When accurate laboratory testing is not available, however, some STDs are more difficult to diagnose in women. Current syndromic methods for identifying STDs in women with vaginal discharge, for example, are imprecise and sometimes lead to treatment of women who have non-sexually transmitted conditions. Treatment of these women, although justified by the serious consequences of untreated STD, raises concerns for care providers when they counsel partners. Without more diagnostic certainty, providers may decide not to inform a patient or her partner that the condition may be sexually transmitted, especially when such information could lead to accusations, divorce or abuse.
It might, however, be reasonable to advise partner treatment as a means of preserving fertility and promoting family health. Advising treatment of genital infections as part of responsible family planning or to help ensure a healthy pregnancy may lead to better cooperation and reduce the risk of discord between partners. This approach is a departure from traditional approaches used to counsel men but may be more appropriate than stressing the sexual transmissibility of an infection that may not, in fact, be an STD.
Health workers in Haiti found that men were more willing to come for treatment when the problem was framed in the context of preserving fertility or ensuring healthy offspring. When men who had come to the clinic were asked why it was important to them to receive treatment, one of the most common responses was to protect the child.

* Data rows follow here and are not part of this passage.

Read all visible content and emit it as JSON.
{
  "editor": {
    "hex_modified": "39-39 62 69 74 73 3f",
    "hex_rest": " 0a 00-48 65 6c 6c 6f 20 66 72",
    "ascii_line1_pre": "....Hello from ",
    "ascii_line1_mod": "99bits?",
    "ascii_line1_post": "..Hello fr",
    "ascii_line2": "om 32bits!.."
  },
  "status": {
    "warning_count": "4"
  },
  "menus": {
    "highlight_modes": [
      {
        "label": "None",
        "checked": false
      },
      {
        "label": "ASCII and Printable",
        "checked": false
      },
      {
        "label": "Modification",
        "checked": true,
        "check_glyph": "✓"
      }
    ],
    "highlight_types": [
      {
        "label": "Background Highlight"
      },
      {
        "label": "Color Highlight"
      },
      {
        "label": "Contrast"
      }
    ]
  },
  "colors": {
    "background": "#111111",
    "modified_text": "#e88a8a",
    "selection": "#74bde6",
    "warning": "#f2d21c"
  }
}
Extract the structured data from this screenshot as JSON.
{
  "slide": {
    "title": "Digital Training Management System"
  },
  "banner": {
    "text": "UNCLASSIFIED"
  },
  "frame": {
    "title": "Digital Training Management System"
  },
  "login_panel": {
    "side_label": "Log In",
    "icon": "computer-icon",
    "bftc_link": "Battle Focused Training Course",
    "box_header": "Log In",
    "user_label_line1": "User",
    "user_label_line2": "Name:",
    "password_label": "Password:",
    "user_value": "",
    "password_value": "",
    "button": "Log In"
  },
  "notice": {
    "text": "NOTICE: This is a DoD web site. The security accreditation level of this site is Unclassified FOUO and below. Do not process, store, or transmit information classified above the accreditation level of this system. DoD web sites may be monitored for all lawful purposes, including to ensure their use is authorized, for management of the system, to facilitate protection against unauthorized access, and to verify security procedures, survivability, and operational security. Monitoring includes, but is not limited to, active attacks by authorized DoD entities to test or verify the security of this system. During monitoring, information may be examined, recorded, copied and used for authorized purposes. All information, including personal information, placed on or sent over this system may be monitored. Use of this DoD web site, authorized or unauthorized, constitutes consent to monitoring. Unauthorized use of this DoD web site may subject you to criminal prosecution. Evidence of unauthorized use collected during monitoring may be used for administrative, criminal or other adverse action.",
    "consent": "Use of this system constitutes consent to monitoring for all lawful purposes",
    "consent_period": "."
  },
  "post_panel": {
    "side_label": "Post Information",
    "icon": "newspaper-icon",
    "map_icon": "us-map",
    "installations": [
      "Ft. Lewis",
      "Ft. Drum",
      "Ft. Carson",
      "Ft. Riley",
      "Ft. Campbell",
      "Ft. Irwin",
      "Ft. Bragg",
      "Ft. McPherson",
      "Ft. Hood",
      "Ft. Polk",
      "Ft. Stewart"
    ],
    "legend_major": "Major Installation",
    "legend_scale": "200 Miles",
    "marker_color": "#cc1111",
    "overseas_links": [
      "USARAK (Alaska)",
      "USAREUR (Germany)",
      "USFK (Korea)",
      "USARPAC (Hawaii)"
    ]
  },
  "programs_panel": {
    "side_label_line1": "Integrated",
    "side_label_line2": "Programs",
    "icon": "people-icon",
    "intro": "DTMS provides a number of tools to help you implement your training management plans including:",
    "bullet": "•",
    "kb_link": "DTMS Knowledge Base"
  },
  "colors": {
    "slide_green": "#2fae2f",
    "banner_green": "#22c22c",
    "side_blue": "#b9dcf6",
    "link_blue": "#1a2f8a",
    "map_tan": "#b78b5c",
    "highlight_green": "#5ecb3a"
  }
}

The Haiti and Rwanda studies show that it is important to refine strategies for reaching sexual partners, many of which were developed for STD programs targeting men, to meet the needs of women. More work is needed to develop counseling approaches that encourage partner treatment while avoiding stigmatization and partner accusation. Better methods also are needed to convince patients of the importance of notifying partners, even when the partner has no symptoms of STD, and to reach and treat casual sexual contacts in order to break the chain of STD infection in a community.
Richard Steen, PA, MPH, is the STD officer in AIDSCAP's Africa Regional Office in Nairobi, Kenya. He was AIDSCAP's resident advisor in Rwanda from 1993 to 1994.